1. Luna Nad Iglau
2. Největši Z Pierotů
3. V Rozvalinách
4. Třináctý úplněk
5. Carpe Diem Corporation
6. Vamyrismus Psýché
7. Nomen Rosae
8. Fantasmagorie
9. Pochod Hrdinů
10. Carmina I/IX
Rok Wydania:2019
Wydawca: LunArt Music/Warner Music
http://www.bratrstvoluny.com
Swego rodzaju tradycją stało się już to, że podczas każdej jesiennej
trasy koncertowej XIII. Století opuszcza Czechy i przez jeden wieczór
gości w zabrzańskim C. K. Wiatrak.

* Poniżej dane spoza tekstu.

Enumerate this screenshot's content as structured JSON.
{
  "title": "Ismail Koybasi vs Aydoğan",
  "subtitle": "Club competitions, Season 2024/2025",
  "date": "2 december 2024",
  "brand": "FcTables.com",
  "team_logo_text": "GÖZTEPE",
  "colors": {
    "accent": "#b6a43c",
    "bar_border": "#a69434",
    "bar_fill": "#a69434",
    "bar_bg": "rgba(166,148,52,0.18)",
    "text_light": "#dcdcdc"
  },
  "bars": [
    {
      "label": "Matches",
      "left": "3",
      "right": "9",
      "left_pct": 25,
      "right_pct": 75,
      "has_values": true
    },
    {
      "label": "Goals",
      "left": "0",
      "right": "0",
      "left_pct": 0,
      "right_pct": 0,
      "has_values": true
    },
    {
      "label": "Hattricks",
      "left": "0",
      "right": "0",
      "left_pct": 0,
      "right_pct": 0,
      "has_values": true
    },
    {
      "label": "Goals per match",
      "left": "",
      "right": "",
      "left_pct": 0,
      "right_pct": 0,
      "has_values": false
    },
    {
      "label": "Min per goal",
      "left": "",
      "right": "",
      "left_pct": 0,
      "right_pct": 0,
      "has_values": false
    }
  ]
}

Nie inaczej było w jeden z
październikowych wieczorów, który został podpięty pod trasę promującą
nowy-stary krążek „Frankenstein”. Koncert był bardzo dobry, a z nowego
albumu zaprezentowano kompozycje tytułową. Podczas występu swoje kilka
minut miała grająca na klawiszach Kateřina Kameniková, a w tle
przygrywał jej na gitarze basowej Mirek Paleček. Zaprezentowali oni
wówczas nastrojowy i pełen melancholii cytat z solowej kompozycji Petra
Štěpána – „Iglau”. Podczas tego przerywnika zacząłem się zastanawiać,
czy jest ktoś na sali, kto wie, że „Trzynastka” to nie jedyna
działalność członków jihlavskiego kwartetu. Bo przecież Katka wraz z
Mirkiem tworzą część składu pop-rockowego zespołu Oči, natomiast Pavel
jest między innymi częścią trupy aktorskiej wchodzącej w skład
Niezależnego Teatru De Facto Mimo. Petr zaś komponuje muzykę do
przedstawień teatralnych, ale i nie tylko.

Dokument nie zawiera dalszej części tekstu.